Isabel Inlet was an informally named inlet along the Outer Banks of North Carolina. It was created by Hurricane Isabel when it swept ashore on September 18, 2003.

Hurricane Isabel's storm surge and waves created the inlet by washing out a portion of Hatteras Island between Hatteras and Frisco. The break was 2,000 feet (600 m) wide and 15 feet (5 m) deep, and consisted of three distinct channels. The formation of the inlet destroyed a portion of North Carolina Highway 12. For the two months it was in existence, Isabel Inlet separated the town of Hatteras from the rest of Hatteras Island. The lower part became known as Little Hatteras Island.

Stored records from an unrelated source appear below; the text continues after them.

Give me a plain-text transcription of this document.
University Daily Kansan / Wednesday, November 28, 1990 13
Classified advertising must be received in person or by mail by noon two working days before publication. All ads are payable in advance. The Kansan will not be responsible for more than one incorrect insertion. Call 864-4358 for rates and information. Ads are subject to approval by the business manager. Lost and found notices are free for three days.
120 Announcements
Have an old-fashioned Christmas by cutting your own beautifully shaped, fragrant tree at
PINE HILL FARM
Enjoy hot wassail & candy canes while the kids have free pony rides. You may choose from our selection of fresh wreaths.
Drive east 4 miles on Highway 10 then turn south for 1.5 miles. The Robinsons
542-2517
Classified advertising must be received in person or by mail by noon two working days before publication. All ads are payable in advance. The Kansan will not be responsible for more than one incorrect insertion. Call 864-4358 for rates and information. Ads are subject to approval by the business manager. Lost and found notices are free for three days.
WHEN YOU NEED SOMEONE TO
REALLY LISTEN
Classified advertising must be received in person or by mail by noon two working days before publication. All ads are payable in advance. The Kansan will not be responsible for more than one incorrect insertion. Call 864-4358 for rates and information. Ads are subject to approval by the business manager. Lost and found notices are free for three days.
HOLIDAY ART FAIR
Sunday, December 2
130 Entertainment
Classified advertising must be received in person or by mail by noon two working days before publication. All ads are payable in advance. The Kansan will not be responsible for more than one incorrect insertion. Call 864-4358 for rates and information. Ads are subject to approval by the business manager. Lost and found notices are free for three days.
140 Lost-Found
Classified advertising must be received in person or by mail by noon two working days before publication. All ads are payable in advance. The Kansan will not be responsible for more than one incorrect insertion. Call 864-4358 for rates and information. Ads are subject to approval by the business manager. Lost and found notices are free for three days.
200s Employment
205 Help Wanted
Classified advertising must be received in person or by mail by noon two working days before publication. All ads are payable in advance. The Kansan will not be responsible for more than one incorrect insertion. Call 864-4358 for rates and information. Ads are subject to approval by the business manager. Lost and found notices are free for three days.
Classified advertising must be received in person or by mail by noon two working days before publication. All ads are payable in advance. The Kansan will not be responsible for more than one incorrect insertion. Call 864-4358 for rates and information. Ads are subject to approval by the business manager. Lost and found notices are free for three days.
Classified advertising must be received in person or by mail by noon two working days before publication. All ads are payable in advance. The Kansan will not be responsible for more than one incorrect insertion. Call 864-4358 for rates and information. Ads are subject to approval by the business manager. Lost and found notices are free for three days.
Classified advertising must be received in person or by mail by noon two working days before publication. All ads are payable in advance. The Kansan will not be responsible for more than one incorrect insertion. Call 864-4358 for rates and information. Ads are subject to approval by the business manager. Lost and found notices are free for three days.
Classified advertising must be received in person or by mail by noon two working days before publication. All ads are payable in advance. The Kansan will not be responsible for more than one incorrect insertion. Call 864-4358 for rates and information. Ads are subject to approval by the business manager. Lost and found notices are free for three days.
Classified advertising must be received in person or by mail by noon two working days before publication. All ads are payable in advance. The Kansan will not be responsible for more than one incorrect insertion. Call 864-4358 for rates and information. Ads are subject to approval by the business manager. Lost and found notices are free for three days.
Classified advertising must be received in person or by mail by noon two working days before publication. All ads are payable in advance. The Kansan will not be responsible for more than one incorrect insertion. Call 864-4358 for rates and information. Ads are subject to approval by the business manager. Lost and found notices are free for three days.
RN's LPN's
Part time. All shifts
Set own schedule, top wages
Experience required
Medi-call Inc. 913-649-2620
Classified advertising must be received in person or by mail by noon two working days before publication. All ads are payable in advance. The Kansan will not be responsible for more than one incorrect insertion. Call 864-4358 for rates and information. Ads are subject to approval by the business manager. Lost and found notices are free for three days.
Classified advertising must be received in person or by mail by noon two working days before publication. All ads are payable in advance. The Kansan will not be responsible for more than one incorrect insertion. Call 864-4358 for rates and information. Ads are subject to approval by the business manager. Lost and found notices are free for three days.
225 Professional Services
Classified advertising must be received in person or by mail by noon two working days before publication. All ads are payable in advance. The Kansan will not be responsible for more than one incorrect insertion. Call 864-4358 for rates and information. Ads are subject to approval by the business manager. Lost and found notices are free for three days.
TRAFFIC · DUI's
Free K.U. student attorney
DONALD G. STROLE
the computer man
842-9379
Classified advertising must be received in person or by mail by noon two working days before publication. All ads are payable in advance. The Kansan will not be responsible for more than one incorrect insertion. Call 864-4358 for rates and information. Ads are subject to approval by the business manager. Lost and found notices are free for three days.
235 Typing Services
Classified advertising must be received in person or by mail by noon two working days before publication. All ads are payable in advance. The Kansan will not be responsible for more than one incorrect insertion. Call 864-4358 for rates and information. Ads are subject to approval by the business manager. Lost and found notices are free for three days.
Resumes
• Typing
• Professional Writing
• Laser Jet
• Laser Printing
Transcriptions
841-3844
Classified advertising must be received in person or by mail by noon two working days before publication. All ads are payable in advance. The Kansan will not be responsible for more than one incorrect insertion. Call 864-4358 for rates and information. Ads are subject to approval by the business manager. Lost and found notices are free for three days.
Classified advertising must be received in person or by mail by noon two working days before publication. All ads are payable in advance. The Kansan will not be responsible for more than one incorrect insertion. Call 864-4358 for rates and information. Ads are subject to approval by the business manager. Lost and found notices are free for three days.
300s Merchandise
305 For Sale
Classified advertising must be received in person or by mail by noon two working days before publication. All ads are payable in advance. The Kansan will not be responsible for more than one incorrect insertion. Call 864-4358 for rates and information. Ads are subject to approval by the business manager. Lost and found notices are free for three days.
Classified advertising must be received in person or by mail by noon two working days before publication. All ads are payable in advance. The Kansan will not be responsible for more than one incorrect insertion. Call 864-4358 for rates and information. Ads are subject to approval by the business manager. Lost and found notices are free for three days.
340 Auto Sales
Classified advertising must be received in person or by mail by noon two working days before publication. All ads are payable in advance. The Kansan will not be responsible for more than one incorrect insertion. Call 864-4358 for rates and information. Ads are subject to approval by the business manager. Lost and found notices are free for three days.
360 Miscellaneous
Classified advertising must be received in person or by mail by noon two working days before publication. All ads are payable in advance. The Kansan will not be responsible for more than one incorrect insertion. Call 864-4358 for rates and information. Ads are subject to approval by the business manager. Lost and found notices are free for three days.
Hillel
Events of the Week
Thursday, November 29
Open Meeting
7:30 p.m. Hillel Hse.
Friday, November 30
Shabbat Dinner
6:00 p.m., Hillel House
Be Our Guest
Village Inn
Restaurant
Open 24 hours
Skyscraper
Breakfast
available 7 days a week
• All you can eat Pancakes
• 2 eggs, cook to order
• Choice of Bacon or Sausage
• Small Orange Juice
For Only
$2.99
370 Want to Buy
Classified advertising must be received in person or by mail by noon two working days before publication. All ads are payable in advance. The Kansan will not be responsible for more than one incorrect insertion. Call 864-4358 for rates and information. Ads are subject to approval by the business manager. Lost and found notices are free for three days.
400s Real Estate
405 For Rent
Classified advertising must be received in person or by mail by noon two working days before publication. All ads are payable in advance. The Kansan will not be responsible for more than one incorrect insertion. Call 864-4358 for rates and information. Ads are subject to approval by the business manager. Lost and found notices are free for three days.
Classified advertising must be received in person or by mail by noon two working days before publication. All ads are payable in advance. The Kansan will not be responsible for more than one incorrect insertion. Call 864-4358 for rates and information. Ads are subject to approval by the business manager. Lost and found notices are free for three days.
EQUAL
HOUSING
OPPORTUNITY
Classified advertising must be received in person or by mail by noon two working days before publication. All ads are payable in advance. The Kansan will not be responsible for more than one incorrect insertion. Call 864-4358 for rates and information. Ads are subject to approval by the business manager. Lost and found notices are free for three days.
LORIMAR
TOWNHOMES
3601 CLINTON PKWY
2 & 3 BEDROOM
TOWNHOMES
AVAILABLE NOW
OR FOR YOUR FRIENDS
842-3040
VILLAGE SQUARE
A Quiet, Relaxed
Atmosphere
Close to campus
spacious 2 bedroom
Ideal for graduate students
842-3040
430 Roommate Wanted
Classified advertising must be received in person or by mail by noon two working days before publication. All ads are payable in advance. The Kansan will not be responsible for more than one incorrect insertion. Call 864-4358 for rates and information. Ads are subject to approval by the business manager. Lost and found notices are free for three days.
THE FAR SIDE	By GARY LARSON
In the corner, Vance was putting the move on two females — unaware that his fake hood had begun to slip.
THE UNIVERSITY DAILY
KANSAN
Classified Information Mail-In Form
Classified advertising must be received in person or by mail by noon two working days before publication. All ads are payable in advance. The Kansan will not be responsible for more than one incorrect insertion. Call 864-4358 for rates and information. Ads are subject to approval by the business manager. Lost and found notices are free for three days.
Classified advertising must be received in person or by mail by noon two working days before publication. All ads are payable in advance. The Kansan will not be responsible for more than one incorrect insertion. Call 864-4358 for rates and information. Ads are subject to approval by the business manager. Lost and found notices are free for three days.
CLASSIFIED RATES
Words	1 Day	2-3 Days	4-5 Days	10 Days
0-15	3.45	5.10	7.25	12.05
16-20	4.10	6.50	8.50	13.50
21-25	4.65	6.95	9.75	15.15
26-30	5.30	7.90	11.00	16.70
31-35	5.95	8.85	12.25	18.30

Initially, long-term solutions to the Isabel Inlet such as building a bridge or a ferry system were considered, though they were ultimately canceled in favor of pumping sand and filling the inlet. Coastal geologists were opposed to the solution, stating the evolution of the Outer Banks is dependent on inlets from hurricanes. Dredging operations began on October 17, about a month after the hurricane struck. The United States Army Corps of Engineers used sand from the ferry channel to the southwest of Hatteras Island, a choice made to minimize impact to submerged aquatic vegetation and due to the channel being filled somewhat during the hurricane. On November 22, about two months after the hurricane struck, Highway 12 and Hatteras Island were reopened to public access. On the same day, the ferry between Hatteras and Ocracoke was reopened. The breach on the southern end of Hatteras Island was filled in with sand, as well.